Writing a management pack is an art.
There are so many ways to achieve a specific monitoring implementation, but choosing the best one is the challenge that makes it all worth it.
It is nice if a management pack does what it is supposed to do, but it is beautiful if it does it smoothly without requiring a lot of maintenance.
I want to provide some tips/practices you should take into account when designing your management packs.
Use native modules when possible
Operations Manager offers lots of modules out of the box. Why should you for example use the native service-monitor or event-capturer instead of writing a killer script? Well:
- The native modules are trigger-based, which means they start generating events the instant a service goes down or an event is generated. If you use a script, you will always have an interval-based trigger. When a problem occurs, it is always better to be notified on it right away, instead of waiting for a certain probe action to occur.

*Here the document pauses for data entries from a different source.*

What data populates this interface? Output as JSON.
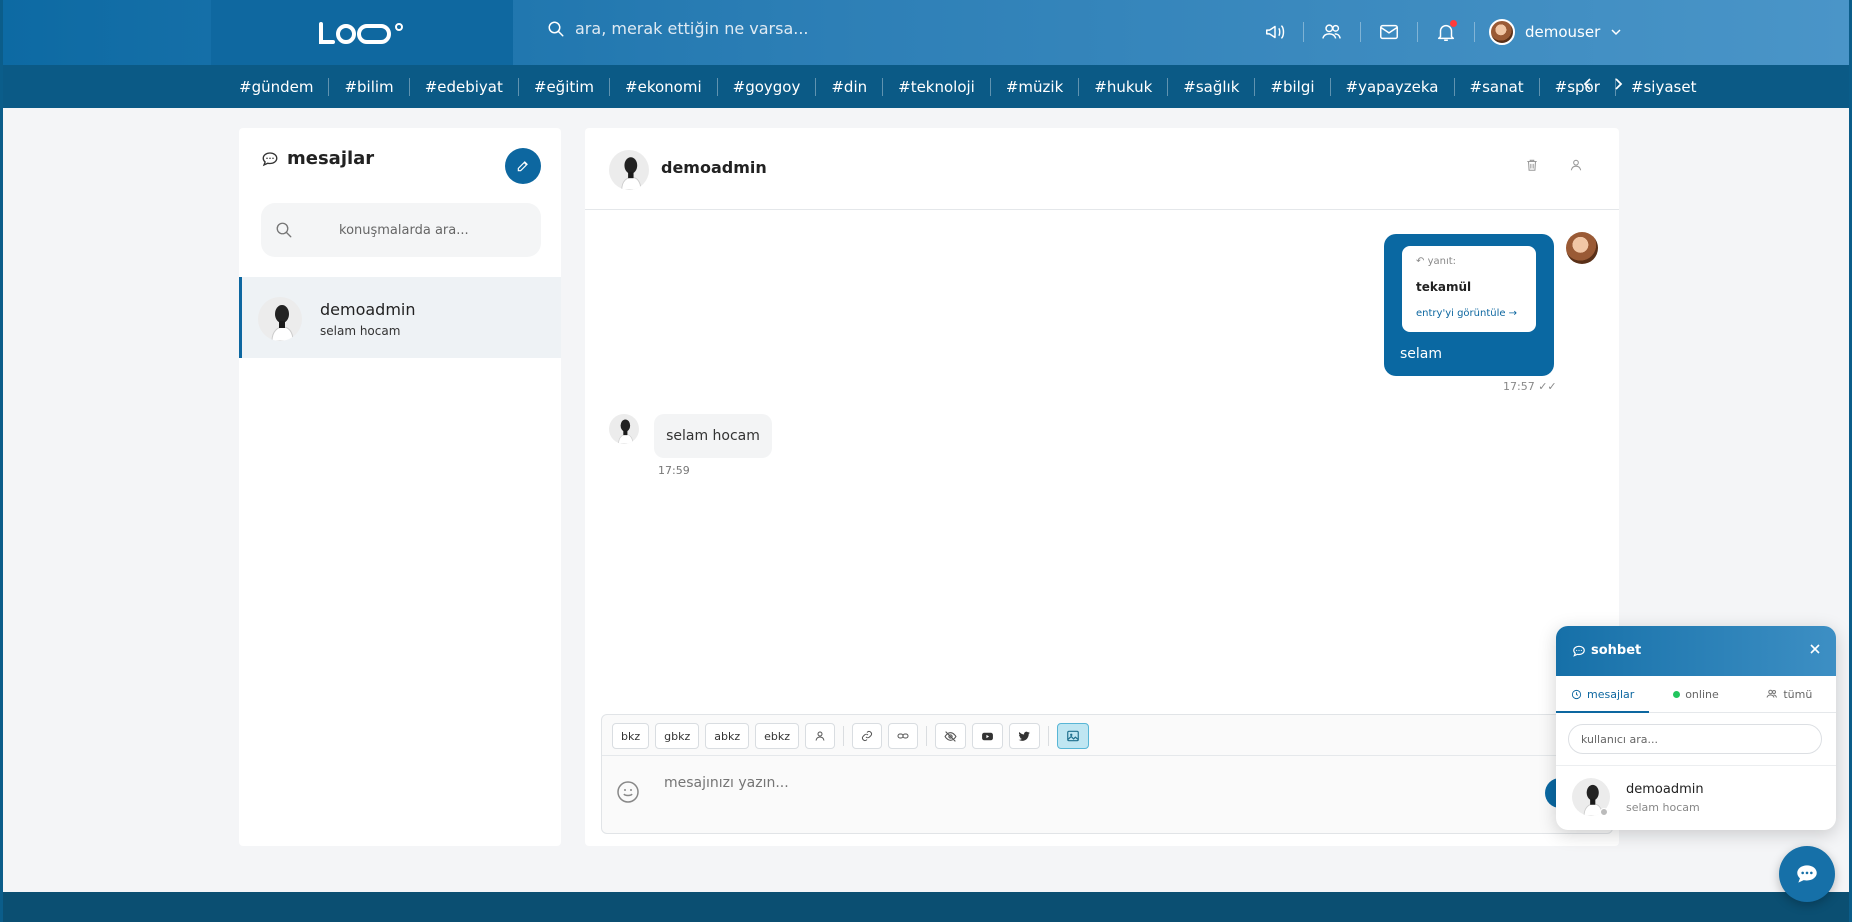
{
  "header": {
    "logo": "LOOO",
    "search_placeholder": "ara, merak ettiğin ne varsa...",
    "user_name": "demouser"
  },
  "tags": [
    "#gündem",
    "#bilim",
    "#edebiyat",
    "#eğitim",
    "#ekonomi",
    "#goygoy",
    "#din",
    "#teknoloji",
    "#müzik",
    "#hukuk",
    "#sağlık",
    "#bilgi",
    "#yapayzeka",
    "#sanat",
    "#spor",
    "#siyaset"
  ],
  "sidebar": {
    "title": "mesajlar",
    "search_placeholder": "konuşmalarda ara...",
    "conversations": [
      {
        "name": "demoadmin",
        "last": "selam hocam"
      }
    ]
  },
  "chat": {
    "contact": "demoadmin",
    "messages": [
      {
        "direction": "out",
        "quote_label": "yanıt:",
        "quote_title": "tekamül",
        "quote_link": "entry'yi görüntüle →",
        "text": "selam",
        "time": "17:57 ✓✓"
      },
      {
        "direction": "in",
        "text": "selam hocam",
        "time": "17:59"
      }
    ],
    "toolbar": [
      "bkz",
      "gbkz",
      "abkz",
      "ebkz"
    ],
    "input_placeholder": "mesajınızı yazın..."
  },
  "widget": {
    "title": "sohbet",
    "tabs": [
      "mesajlar",
      "online",
      "tümü"
    ],
    "search_placeholder": "kullanıcı ara...",
    "item_name": "demoadmin",
    "item_last": "selam hocam"
  },
  "colors": {
    "primary": "#0d67a0",
    "header_dark": "#0b5a86",
    "footer": "#0b4f72"
  }
}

- The performance impact of a module is lower than a script because it uses native libraries which don’t have much overhead compared to scripts
- In terms of cost: it requires less time and effort to use a pre-built module than create a whole new script that essentially does the same, but slower.
If you have to script, avoid PowerShell
To make myself clear: I LOVE POWERSHELL! But I must be honest, compared to older scripting languages, it is a really bulky language in terms of speed. When using scripts to monitor your environment, they should be as unobtrusive as possible. I would use PowerShell only if achieving the same result in another scripting language would take tremendously more effort to do. Otherwise the speed and reduced overhead of a VBScript is generally preferred over the superior features of PowerShell.

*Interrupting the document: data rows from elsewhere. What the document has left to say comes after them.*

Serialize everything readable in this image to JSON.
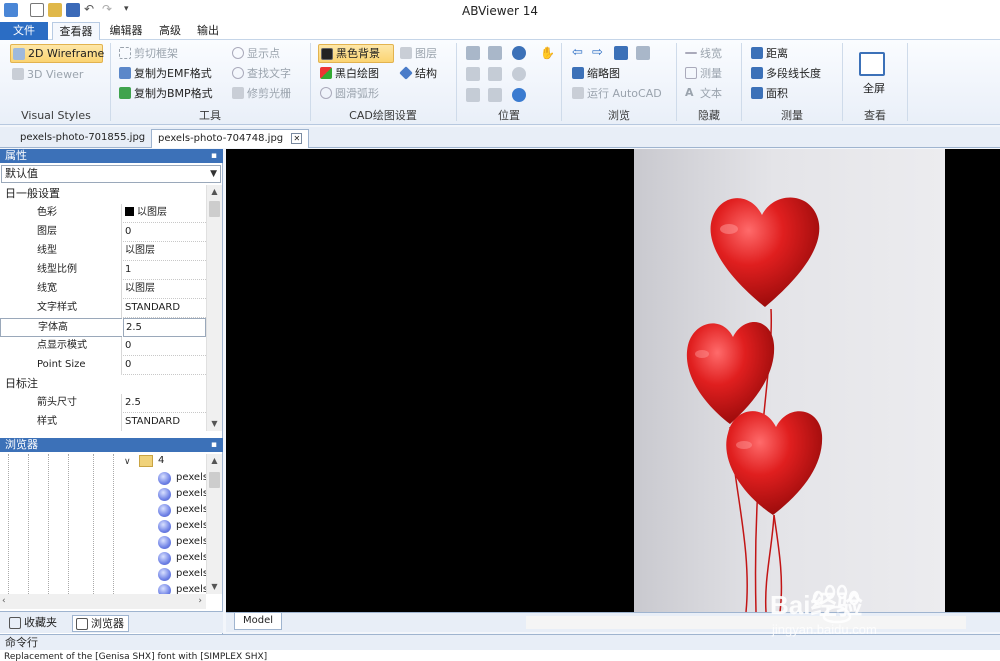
{
  "app": {
    "title": "ABViewer 14"
  },
  "menu": {
    "tabs": [
      {
        "label": "文件"
      },
      {
        "label": "查看器"
      },
      {
        "label": "编辑器"
      },
      {
        "label": "高级"
      },
      {
        "label": "输出"
      }
    ]
  },
  "ribbon": {
    "visual_styles": {
      "label": "Visual Styles",
      "wireframe_2d": "2D Wireframe",
      "viewer_3d": "3D Viewer"
    },
    "tools": {
      "label": "工具",
      "clip_frame": "剪切框架",
      "copy_emf": "复制为EMF格式",
      "copy_bmp": "复制为BMP格式",
      "show_points": "显示点",
      "find_text": "查找文字",
      "trim_raster": "修剪光栅"
    },
    "cad_settings": {
      "label": "CAD绘图设置",
      "black_bg": "黑色背景",
      "layers": "图层",
      "bw_drawing": "黑白绘图",
      "structure": "结构",
      "smooth_arc": "圆滑弧形"
    },
    "position": {
      "label": "位置"
    },
    "browse": {
      "label": "浏览",
      "thumbnails": "缩略图",
      "run_autocad": "运行 AutoCAD"
    },
    "hide": {
      "label": "隐藏",
      "line_width": "线宽",
      "measure": "测量",
      "text": "文本"
    },
    "measure": {
      "label": "测量",
      "distance": "距离",
      "polyline_length": "多段线长度",
      "area": "面积"
    },
    "view": {
      "label": "查看",
      "fullscreen": "全屏"
    }
  },
  "doc_tabs": [
    {
      "label": "pexels-photo-701855.jpg"
    },
    {
      "label": "pexels-photo-704748.jpg"
    }
  ],
  "properties": {
    "title": "属性",
    "dropdown_value": "默认值",
    "rows": [
      {
        "name": "日一般设置",
        "value": ""
      },
      {
        "name": "色彩",
        "value": "以图层"
      },
      {
        "name": "图层",
        "value": "0"
      },
      {
        "name": "线型",
        "value": "以图层"
      },
      {
        "name": "线型比例",
        "value": "1"
      },
      {
        "name": "线宽",
        "value": "以图层"
      },
      {
        "name": "文字样式",
        "value": "STANDARD"
      },
      {
        "name": "字体高",
        "value": "2.5"
      },
      {
        "name": "点显示模式",
        "value": "0"
      },
      {
        "name": "Point Size",
        "value": "0"
      },
      {
        "name": "日标注",
        "value": ""
      },
      {
        "name": "箭头尺寸",
        "value": "2.5"
      },
      {
        "name": "样式",
        "value": "STANDARD"
      }
    ]
  },
  "browser": {
    "title": "浏览器",
    "folder": "4",
    "items": [
      "pexels",
      "pexels",
      "pexels",
      "pexels",
      "pexels",
      "pexels",
      "pexels",
      "pexels"
    ]
  },
  "bottom_tabs": {
    "favorites": "收藏夹",
    "browser": "浏览器"
  },
  "canvas": {
    "model_tab": "Model"
  },
  "command": {
    "title": "命令行",
    "text": "Replacement of the [Genisa SHX] font with [SIMPLEX SHX]"
  },
  "watermark": {
    "brand": "Bai经验",
    "url": "jingyan.baidu.com"
  },
  "colors": {
    "accent": "#2b6dc4",
    "panel_header": "#3c71b8",
    "selected_button": "#fbd472",
    "balloon": "#d81f1f"
  }
}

Choose your intervals wisely
The number one rule to remember (also taking the 2 previous tips in account) is: minimize the overhead monitoring creates on a server. This can be done by choosing the best tools to perform the job, but can also be as simple as tuning the parameters correctly. Trigger-based monitoring excepted, SCOM uses interval to control how often a certain condition is checked on a target system. An interval of 10 seconds is, as you can imagine, very detrimental to your servers health, as it executes the probe-action almost continuously. In order to allow the most breathing room to a system so it can perform its core functions the best, I recommend the following best practices:
- Discovery intervals: 1 day or higher
- Monitor/Rule intervals: 5 minutes or higher
Depending on the specific requirements (volatile data, very critical monitoring), you can choose not to follow this of course, but it is best to keep the amount of exceptions at a minimum!

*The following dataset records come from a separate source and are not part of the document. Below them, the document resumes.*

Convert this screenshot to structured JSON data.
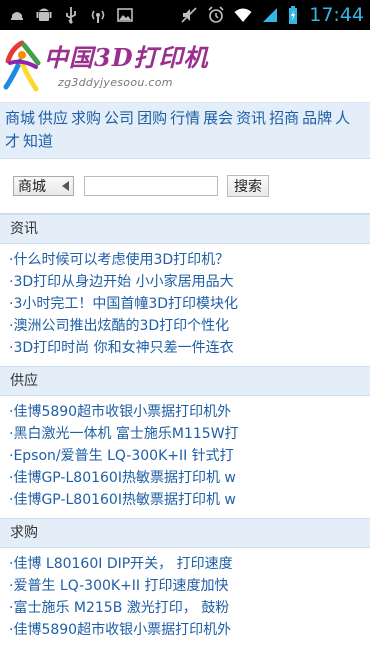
{
  "status_bar": {
    "time": "17:44",
    "icons": [
      "sd-card-icon",
      "android-icon",
      "usb-icon",
      "wireless-icon",
      "image-icon",
      "mute-icon",
      "alarm-icon",
      "wifi-icon",
      "signal-icon",
      "battery-icon"
    ]
  },
  "header": {
    "logo_title": "中国3D打印机",
    "logo_domain": "zg3ddyjyesoou.com"
  },
  "nav": {
    "items": [
      "商城",
      "供应",
      "求购",
      "公司",
      "团购",
      "行情",
      "展会",
      "资讯",
      "招商",
      "品牌",
      "人才",
      "知道"
    ]
  },
  "search": {
    "category_selected": "商城",
    "input_value": "",
    "button_label": "搜索"
  },
  "sections": [
    {
      "title": "资讯",
      "items": [
        "·什么时候可以考虑使用3D打印机？",
        "·3D打印从身边开始 小小家居用品大",
        "·3小时完工！中国首幢3D打印模块化",
        "·澳洲公司推出炫酷的3D打印个性化",
        "·3D打印时尚 你和女神只差一件连衣"
      ]
    },
    {
      "title": "供应",
      "items": [
        "·佳博5890超市收银小票据打印机外",
        "·黑白激光一体机 富士施乐M115W打",
        "·Epson/爱普生 LQ-300K+II 针式打",
        "·佳博GP-L80160I热敏票据打印机 w",
        "·佳博GP-L80160I热敏票据打印机 w"
      ]
    },
    {
      "title": "求购",
      "items": [
        "·佳博 L80160I DIP开关， 打印速度",
        "·爱普生 LQ-300K+II 打印速度加快",
        "·富士施乐 M215B 激光打印， 鼓粉",
        "·佳博5890超市收银小票据打印机外"
      ]
    }
  ]
}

Use optimized collection on performance collection rules
Optimized collection means that if 2 or more adjacent performance samples taken from a system are equal within a certain margin, no value is written to the database for the second sample. This saves database space, which is really a valuable currency on a large SCOM environment. You can tweak this further by specifying a maximum amount of collections that can occur before a sample is eventually stored in the database.
When creating a management pack with custom modules, try to generalize your module as much as possible. This means, try to create a single, solid module that can serve multiple monitors and rules. Why? Let the explanation from the cookdown analyser say it all:
|The Operations Manager agent or server is capable of running many hundreds, or even thousands, of workflows at any given time. These workflows are defined in management packs as mechanisms that run on a system to provide monitoring and health data; for example, discoveries, monitors, and rules and all workflows. In a typical customer environment, where multiple management packs are being used at one time to monitor all applications in an environment, the result is that many workflows are running simultaneously.
Each workflow that is loaded utilizes a small portion of system resources. For optimal performance of Operations Manager, the fewer system resources that are taken up for monitoring, the better. As a management pack author, it is important to consider minimizing the usage of system resources by your individual management pack to create an optimal experience for customers using your management pack.
One of the most impactful ways to reduce to usage of system resources by your management pack is through cookdown. Cookdown is a concept in Operations Manager which consolidates workflows that use the same configuration. By consolidating workflows, fewer workflows are launched at once, and fewer resources are used to run, for example, a single workflow as opposed to fifty distinct workflows.
To say it simple: better to run a single script on a system that will feed data to a monitor and 2 rules, than running a single script per monitor and rule. This obviously reduces overhead tremendously, and as it is performed automatically, it is easy to implement. It is important however that all items using the same datasource are configured similarly (intervals, script parameters,….).
Assess Benefit/Space Cost
Important to remember is: for every rule, monitor, discovery,… you create in Operations Manager data is generated and stored in the database. Therefore, you should consider if you really need this performance rule enabled out of the box, or really want to collect this event. If you have a big environment, you should imagine having a frequently occurring event being collected on each server. If your data warehouse has a standard retention of 400 days, this can result in a large and sometimes unnecessary bulky database size. Try to make your management pack as slim as possible, while retaining the base requirements for the service you are about to monitor.
These are some of the principle design ethics I use for every management pack I create. Do you have any variations, or other tips you’d like to share? Feel free to comment!